Lautresite, le jour, 23 septembre 03

En marchant au pas, ils se dirigent vers le fond de la scène et disparaissent.
Beni et Sam entrent réapparaissent, très lentement, en se regardant presque de façon chirurgicale.

Ben Fkih :
Tu n’es pas du village de Tazn’tem ?

Sam Moktar :
Sidi Fkih ? Vous… ici ?

Ben Fkih :
Aiwa, mon fils hélas, le guerre, elle est très démocratique, elle concerne tout le monde, enfin presque tout le monde.
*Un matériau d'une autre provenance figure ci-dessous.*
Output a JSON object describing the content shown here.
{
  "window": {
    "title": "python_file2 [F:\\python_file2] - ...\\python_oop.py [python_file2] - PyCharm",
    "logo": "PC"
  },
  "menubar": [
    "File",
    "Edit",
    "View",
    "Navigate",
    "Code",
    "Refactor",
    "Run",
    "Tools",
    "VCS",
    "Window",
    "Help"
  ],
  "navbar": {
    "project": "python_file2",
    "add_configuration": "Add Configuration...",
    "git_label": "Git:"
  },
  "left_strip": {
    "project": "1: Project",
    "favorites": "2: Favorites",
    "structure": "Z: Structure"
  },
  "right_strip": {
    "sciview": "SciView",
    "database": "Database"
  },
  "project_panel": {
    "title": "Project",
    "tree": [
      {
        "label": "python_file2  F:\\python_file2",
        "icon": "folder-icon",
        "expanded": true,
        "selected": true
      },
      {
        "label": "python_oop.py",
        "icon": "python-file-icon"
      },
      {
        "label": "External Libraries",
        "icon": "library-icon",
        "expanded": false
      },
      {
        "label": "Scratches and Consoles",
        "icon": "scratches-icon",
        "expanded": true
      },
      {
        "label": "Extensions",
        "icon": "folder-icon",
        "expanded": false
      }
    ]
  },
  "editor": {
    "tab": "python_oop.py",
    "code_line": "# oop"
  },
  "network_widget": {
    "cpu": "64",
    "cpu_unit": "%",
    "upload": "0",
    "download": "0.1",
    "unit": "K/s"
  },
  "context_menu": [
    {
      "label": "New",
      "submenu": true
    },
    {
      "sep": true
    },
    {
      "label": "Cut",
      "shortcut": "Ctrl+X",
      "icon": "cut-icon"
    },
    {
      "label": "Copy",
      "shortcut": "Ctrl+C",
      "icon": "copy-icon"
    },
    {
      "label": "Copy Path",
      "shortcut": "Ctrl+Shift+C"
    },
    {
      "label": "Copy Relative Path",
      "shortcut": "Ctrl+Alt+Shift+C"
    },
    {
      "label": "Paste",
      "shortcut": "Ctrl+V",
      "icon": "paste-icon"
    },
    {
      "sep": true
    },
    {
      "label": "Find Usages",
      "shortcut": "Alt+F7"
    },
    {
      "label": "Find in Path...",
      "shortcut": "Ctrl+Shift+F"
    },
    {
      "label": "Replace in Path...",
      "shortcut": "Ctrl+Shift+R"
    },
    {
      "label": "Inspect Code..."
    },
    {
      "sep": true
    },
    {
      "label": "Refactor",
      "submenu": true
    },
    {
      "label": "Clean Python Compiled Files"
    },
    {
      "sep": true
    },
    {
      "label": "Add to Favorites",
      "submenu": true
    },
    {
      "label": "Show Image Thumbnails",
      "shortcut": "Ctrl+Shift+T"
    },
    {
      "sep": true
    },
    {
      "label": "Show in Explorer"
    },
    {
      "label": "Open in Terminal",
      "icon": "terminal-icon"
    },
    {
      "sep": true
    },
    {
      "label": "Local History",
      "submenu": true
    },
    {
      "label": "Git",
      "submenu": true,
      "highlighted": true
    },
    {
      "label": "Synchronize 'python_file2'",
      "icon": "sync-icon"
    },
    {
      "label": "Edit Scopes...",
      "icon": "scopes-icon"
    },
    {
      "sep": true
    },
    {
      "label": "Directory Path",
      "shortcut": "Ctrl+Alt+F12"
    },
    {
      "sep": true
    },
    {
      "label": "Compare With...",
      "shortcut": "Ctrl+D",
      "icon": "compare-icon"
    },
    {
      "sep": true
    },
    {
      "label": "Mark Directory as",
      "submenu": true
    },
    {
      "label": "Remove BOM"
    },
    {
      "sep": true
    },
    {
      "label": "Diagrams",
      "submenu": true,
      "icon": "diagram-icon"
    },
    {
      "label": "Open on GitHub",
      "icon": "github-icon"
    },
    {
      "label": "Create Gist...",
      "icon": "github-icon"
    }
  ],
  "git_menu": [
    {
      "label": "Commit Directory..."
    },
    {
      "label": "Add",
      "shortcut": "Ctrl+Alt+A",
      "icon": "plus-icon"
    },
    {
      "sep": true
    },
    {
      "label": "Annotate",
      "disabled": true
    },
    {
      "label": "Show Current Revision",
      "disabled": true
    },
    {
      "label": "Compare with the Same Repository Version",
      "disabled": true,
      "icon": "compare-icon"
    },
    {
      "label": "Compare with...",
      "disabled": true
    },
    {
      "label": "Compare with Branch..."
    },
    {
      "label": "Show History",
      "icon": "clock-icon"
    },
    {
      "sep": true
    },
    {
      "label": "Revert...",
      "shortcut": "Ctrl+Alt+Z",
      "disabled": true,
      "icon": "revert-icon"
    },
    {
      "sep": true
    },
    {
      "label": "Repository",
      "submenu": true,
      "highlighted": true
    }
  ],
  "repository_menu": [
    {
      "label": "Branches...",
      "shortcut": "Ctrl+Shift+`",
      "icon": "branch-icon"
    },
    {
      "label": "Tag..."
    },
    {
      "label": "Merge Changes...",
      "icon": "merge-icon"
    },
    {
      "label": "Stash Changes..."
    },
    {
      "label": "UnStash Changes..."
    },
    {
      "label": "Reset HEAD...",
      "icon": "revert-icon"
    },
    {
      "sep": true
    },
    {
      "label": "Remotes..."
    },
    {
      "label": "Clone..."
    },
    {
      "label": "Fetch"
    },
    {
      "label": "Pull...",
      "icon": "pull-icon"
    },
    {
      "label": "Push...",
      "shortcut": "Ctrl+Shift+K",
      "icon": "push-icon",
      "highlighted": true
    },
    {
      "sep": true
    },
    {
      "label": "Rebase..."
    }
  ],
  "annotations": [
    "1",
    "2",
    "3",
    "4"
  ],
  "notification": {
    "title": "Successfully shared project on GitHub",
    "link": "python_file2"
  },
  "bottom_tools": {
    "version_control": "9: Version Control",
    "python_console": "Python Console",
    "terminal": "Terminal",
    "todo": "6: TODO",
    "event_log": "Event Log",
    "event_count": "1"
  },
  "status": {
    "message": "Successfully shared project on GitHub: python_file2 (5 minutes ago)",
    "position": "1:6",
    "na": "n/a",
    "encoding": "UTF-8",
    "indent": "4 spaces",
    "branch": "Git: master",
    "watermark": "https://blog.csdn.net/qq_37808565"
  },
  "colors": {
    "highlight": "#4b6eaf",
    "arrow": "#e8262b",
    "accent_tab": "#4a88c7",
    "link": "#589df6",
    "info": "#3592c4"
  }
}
Et surtout si t’es pauvre et pas instruit, t’as beaucoup de chance de la faire, la guerre.

Sam Moktar :
Mais vous, Sidi, vous êtes instruit.

Ben Fkih :
Oui, mais je suis pauvre. Et pire, je ne suis pas français.

Sam Moktar :
Mais vous avez aidé, soigné et instruit tout les gens du village Sidi Fkih.

Ben Fkih :
Non pas tout le monde. Sinon il n’y aurait pas besoin de faire la guerre à des inconnus pour vivre.. Mais tu as raison, en trente-cinq ans, j’ai appris à lire et à écrire à beaucoup d’enfants comme je l’ai fait avec toi. J’ai soigné tout le village, même ton père souviens-toi. C’est à ce moment-là qu’il m’a dit : Sidi Fkih : mon fils il faut pas qu’il devienne un âne (ariour) comme moi. Pourvu qu’il soit instruit. Tu es le seul dans le village, il n’a pas d’école ici. Je te donnerai de la farine, des œufs, et peut-être même une cuisse de mouton. Mais il a dit qu’il faut attendre la fête. Aïa j’ai attendu vingt-cinq Aïd el kabir sans voir la moindre cuisse de mouton ouhanna ne mouton…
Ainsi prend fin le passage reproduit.